Lembranças

Novembro, mês do AI-5

O passar do tempo faz com que os episódios vividos sejam apreciados com outra perspectiva, mais próxima da análise reflexiva, mais distante das paixões momentâneas. No final da década de 1960, depois da decretado o AI-5, em novembro de 1968, o panorama político mudou de quase festivo para espantoso, e depois para funesto, com mortes desnecessárias. Estou falando do ponto de vista de estudante universitário recém-saído do colegial, vivenciando uma ebulição pessoal sem precedentes. Anos depois conversando com um colega jornalista falei dessa sensação e ele, na época que eu situei acima, diretor de um dos maiores jornais do país, disse para minha surpresa que teve sentimento parecido. Havia um turbilhão de informações e acontecimentos emergindo de todos os quadrantes e atingindo a todos sem distinção de classe, cor ou credo. Na verdade nem todos se sentiram incomodados, a maioria silenciosa estava enchendo a burra com o dinheiro emprestado por Delfim Neto, arquiteto do “milagre brasileiro”.
No dia em que Carlos Lamarca abateu um segurança na Rua Piratininga, em São Paulo, em ação de expropriação, isto é, em assalto a banco, eu estava estudando na casa de um amigo. Logo chegou um colega da Economia cantando o feito. Estava entusiasmado, era simpatizante da luta armada. Falou da precisão do tiro que matou o guarda, tiro de pistola, tiro difícil, disparado do outro lado da rua com precisão cirúrgica, bem na fronte. Deve ser levado em conta que a Rua Piratininga é mais larga do que o normal das ruas de São Paulo. Sobre o guarda pouco foi dito, era um pobre diabo que tomava trem e dois ônibus para trabalhar. Deixou mulher e dois filhos. O colega da economia depois de estudar no exterior chegou ao poder, foi secretário de estado duas vezes, não sei o que ele pensa hoje da luta armada. Naquele tempo eu preferia calar, sempre fui contra a violência, principalmente contra a violência burra. Se você não pode vencer uma luta, então não lute, dizia o mestre Shao-Lin ao gafanhoto. Espere o momento certo e então corte a garganta do oponente.

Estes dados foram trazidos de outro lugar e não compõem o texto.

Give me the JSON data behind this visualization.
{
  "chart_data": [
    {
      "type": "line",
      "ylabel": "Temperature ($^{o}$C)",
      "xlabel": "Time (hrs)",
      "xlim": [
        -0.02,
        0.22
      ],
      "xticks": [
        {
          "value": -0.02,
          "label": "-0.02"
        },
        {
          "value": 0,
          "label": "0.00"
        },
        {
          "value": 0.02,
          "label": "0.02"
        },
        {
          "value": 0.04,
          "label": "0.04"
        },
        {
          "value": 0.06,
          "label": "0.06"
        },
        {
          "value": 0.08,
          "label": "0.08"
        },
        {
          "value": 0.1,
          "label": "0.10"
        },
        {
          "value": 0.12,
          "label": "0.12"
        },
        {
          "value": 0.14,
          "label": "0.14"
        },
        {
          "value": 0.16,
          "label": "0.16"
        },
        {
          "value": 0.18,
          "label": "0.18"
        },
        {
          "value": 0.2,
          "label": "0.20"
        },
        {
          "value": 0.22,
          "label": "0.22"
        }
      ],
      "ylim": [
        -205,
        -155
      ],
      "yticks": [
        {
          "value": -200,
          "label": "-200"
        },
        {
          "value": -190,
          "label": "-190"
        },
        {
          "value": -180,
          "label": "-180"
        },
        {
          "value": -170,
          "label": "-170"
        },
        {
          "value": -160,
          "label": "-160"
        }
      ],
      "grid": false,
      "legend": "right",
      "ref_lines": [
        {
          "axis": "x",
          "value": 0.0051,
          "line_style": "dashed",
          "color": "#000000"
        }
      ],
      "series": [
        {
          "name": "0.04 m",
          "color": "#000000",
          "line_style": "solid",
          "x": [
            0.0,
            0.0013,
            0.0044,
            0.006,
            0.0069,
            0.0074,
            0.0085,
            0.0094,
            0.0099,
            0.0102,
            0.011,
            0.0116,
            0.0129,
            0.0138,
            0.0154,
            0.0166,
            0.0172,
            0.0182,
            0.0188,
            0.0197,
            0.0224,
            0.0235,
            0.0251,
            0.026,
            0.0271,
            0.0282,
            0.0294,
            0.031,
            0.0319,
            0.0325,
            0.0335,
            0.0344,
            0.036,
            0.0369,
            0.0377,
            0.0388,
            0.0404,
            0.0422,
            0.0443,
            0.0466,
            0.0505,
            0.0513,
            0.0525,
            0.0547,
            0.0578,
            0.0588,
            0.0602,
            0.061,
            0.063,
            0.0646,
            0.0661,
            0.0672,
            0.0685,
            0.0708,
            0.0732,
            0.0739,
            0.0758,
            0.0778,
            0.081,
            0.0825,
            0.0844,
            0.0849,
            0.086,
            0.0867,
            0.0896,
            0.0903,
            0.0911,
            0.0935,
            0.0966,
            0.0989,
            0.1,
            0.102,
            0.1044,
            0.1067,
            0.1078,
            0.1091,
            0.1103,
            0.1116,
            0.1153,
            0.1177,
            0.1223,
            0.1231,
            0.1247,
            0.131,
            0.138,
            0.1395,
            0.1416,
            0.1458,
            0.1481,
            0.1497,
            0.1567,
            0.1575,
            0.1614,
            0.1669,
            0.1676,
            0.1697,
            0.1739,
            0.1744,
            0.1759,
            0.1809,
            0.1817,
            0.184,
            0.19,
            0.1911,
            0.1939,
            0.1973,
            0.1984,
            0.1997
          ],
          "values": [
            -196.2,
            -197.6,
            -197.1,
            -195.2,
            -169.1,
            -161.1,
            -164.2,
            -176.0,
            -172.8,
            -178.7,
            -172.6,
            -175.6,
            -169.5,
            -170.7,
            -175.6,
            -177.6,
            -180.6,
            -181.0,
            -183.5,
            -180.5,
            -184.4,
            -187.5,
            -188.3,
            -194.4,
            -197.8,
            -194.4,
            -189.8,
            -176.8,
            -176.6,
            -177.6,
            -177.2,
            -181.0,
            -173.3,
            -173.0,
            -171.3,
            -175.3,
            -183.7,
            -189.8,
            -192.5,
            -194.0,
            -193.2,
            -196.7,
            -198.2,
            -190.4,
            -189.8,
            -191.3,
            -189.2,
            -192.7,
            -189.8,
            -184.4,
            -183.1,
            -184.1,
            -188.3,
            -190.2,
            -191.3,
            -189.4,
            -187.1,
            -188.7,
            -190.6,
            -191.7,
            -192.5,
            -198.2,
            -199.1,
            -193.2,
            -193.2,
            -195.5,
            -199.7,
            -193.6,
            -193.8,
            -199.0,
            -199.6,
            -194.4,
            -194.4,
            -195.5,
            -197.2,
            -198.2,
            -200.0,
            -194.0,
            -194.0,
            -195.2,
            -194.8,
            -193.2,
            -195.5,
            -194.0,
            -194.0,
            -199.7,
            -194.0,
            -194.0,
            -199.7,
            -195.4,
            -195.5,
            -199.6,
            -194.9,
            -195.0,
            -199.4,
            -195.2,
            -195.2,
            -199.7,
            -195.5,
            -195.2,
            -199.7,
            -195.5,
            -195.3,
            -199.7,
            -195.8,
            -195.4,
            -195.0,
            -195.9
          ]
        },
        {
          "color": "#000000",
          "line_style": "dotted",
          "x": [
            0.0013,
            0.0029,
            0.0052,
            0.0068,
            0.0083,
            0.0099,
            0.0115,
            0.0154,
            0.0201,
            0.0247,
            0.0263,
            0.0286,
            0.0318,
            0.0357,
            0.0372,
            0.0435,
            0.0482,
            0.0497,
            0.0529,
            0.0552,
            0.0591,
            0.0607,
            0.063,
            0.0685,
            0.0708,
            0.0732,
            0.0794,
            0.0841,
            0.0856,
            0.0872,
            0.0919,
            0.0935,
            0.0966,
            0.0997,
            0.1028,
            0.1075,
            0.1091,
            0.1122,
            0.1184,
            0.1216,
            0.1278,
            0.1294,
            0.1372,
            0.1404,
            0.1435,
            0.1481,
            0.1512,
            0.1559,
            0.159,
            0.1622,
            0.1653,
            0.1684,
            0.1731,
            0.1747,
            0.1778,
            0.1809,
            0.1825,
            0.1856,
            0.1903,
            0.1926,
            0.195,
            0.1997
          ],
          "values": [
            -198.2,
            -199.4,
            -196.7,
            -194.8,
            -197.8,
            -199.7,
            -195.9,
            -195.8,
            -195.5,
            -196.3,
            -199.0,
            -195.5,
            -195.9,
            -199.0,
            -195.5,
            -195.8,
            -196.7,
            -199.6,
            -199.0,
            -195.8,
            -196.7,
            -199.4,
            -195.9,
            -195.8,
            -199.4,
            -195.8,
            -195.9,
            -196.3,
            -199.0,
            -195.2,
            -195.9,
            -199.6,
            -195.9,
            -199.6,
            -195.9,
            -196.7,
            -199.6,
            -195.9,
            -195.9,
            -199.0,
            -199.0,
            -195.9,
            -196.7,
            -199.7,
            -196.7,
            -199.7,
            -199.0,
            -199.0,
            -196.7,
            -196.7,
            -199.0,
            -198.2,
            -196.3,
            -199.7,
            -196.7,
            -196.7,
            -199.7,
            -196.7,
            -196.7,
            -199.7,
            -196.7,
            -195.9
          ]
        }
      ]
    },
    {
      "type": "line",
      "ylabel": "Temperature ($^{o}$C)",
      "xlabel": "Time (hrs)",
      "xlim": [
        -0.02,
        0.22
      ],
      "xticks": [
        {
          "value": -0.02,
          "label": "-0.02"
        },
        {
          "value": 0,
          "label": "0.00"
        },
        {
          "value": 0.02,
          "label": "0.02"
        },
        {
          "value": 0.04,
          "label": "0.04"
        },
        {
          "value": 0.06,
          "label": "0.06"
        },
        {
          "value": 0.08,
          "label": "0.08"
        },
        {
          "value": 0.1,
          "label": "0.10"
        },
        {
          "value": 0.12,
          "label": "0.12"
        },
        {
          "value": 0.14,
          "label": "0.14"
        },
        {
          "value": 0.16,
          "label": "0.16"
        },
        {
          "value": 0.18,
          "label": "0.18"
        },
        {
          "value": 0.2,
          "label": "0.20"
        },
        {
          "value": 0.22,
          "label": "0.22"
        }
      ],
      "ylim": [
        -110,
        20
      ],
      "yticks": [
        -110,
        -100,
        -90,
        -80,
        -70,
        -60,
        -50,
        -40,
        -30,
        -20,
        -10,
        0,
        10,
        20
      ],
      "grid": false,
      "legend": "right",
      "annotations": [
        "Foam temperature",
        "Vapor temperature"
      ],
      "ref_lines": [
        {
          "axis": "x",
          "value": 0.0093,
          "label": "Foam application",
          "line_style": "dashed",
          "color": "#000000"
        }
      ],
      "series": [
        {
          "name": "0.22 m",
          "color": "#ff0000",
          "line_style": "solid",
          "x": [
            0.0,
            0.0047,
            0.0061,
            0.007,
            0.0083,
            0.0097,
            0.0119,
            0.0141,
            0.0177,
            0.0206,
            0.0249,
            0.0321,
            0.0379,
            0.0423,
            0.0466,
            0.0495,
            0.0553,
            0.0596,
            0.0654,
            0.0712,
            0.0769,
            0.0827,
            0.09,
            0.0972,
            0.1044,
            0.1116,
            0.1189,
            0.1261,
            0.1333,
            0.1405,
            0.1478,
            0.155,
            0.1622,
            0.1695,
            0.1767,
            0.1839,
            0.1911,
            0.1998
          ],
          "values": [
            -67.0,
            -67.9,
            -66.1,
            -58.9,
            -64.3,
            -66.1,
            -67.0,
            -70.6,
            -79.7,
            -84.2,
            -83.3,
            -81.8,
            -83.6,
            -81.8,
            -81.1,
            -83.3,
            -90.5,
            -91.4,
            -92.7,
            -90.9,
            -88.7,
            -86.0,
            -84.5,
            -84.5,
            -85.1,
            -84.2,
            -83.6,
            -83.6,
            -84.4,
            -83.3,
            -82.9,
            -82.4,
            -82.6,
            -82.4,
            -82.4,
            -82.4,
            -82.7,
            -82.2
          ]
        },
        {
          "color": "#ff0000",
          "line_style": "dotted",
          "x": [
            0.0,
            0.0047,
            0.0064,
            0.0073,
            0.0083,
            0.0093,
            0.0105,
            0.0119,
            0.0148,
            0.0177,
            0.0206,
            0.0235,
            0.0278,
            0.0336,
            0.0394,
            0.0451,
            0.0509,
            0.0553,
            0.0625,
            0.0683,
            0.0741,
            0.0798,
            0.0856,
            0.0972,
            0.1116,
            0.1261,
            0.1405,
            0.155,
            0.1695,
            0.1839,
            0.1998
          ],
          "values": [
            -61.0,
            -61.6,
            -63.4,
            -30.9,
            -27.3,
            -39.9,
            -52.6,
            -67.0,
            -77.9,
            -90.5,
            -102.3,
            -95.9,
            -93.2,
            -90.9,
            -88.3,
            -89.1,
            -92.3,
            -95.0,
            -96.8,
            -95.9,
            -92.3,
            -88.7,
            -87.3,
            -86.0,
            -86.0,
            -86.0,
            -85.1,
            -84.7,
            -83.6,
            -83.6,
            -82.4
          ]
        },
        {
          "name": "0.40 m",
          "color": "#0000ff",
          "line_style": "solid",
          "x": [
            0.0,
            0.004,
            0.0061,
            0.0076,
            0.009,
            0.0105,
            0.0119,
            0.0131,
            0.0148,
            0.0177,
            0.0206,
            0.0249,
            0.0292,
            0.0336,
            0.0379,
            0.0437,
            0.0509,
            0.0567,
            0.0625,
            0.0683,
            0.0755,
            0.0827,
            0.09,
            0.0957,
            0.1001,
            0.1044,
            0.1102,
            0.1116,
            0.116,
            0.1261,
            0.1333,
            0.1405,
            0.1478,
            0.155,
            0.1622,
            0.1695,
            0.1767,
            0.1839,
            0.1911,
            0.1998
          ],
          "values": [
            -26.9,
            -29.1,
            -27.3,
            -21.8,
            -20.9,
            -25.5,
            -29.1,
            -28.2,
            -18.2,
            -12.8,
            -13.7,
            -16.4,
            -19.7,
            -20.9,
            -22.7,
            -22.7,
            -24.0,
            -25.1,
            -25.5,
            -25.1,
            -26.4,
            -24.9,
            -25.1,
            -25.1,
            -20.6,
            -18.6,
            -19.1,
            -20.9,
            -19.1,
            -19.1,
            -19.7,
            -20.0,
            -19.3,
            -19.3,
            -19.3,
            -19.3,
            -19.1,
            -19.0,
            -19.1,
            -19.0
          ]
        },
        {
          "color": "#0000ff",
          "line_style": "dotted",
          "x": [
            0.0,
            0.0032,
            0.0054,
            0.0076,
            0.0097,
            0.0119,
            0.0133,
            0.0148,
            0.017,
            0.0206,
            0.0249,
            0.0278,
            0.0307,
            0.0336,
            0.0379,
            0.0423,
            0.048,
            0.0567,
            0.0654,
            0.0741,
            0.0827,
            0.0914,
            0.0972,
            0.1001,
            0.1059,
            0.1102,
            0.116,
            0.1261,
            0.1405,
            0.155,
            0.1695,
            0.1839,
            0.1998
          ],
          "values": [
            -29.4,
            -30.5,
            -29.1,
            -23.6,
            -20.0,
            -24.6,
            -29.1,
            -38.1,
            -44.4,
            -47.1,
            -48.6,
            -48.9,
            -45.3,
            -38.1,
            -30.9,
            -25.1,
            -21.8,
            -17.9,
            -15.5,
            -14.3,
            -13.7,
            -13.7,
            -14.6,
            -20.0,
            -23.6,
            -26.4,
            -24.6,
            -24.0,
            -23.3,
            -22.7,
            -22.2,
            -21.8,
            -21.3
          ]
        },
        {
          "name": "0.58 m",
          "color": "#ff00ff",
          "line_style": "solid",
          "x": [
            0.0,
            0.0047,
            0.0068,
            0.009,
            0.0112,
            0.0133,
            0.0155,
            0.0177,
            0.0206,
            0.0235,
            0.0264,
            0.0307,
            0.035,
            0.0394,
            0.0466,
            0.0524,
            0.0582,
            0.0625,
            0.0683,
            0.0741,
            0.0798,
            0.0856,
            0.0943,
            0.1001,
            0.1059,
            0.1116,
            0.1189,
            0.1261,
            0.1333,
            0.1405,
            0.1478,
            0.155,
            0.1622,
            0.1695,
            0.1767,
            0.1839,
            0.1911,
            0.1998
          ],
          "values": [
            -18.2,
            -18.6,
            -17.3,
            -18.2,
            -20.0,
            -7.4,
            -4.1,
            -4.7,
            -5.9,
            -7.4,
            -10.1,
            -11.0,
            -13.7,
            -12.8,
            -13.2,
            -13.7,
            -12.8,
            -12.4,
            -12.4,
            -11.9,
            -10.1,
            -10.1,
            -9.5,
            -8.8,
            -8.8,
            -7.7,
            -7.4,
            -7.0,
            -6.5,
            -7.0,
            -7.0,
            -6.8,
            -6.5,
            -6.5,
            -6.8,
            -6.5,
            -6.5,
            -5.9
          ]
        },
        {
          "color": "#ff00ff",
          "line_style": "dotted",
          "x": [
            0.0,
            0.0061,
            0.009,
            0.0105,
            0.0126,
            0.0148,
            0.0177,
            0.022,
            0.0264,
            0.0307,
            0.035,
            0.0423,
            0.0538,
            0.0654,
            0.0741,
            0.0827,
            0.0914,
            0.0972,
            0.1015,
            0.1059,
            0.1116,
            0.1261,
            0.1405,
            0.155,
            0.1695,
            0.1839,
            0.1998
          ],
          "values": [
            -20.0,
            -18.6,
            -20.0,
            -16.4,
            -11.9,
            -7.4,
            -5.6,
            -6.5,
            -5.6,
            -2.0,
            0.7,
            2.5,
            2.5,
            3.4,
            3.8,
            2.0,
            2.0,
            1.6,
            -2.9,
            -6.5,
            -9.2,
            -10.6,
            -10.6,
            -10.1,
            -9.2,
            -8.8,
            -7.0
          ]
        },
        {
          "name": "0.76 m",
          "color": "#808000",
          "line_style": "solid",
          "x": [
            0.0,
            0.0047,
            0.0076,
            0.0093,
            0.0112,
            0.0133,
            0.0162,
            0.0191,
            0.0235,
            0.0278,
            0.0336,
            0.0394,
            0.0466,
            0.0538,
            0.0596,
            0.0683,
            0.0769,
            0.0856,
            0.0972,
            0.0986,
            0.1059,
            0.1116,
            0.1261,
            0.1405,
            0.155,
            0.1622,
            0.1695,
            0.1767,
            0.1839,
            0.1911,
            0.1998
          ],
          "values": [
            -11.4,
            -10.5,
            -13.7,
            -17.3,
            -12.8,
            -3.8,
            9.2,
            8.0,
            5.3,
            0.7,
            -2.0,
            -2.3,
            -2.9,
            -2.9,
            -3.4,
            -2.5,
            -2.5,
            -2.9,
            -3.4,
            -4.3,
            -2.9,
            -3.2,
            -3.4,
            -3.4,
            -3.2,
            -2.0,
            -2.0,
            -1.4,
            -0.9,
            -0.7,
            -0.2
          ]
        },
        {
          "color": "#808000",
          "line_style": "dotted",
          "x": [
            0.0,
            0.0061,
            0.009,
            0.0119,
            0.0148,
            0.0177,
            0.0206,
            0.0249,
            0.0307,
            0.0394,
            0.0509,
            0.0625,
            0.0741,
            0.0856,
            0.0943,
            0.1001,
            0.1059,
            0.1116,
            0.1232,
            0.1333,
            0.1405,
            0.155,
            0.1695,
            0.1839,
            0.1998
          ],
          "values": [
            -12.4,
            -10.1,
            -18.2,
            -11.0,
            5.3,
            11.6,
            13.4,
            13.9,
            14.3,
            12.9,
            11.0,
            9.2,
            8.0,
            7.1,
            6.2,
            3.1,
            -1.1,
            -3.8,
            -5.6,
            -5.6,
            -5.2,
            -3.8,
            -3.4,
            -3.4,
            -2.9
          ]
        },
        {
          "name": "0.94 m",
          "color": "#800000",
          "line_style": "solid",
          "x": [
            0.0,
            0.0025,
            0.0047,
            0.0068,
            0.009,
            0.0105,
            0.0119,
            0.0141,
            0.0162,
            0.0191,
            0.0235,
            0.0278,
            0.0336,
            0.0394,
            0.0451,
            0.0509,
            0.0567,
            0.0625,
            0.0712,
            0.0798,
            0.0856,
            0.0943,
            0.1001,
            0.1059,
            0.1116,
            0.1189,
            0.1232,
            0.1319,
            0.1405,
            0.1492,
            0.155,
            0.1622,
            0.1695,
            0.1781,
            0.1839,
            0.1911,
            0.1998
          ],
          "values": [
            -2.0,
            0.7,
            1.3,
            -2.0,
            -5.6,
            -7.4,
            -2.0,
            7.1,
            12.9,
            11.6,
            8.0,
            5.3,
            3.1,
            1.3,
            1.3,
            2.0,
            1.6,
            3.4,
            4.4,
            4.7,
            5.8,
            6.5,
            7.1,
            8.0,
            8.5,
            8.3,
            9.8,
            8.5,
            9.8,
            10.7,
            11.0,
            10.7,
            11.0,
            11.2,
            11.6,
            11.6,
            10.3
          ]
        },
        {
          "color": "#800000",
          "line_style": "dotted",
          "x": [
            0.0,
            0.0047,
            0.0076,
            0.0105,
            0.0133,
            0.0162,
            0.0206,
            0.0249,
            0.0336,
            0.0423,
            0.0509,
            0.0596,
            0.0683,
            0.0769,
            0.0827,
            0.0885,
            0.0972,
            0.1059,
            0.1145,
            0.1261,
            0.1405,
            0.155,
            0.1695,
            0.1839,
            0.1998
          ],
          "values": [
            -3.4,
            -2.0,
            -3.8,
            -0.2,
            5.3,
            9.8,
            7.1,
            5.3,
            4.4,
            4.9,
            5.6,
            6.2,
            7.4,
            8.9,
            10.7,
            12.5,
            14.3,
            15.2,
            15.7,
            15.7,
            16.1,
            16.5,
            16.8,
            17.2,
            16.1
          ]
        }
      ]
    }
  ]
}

Na sala em que estávamos estudando um homem lia jornal e prestava atenção ao que era dito, sem interferir. Era tio do colega anfitrião, ex-professor de História da Academia Militar das Agulhas Negras. Coronel recém-reformado do Exército estava ultimando os preparativos para se mudar para o Canadá. Quando eu me preparava para ir embora ele fez questão de me acompanhar até a porta e disse ter sido professor de Lamarca. Disse também que na turma do “traidor” (palavra dele) havia pelo menos vinte que atiravam melhor e cento e cinqüenta equivalentes. Eles haveriam de se encontrar um dia. Eu continuei calado, naquele tempo o trânsito era tranqüilo em São Paulo, dirigi para casa pensando na família do guarda morto. Para quê? Para nada. Aquela guerra jamais seria vencida.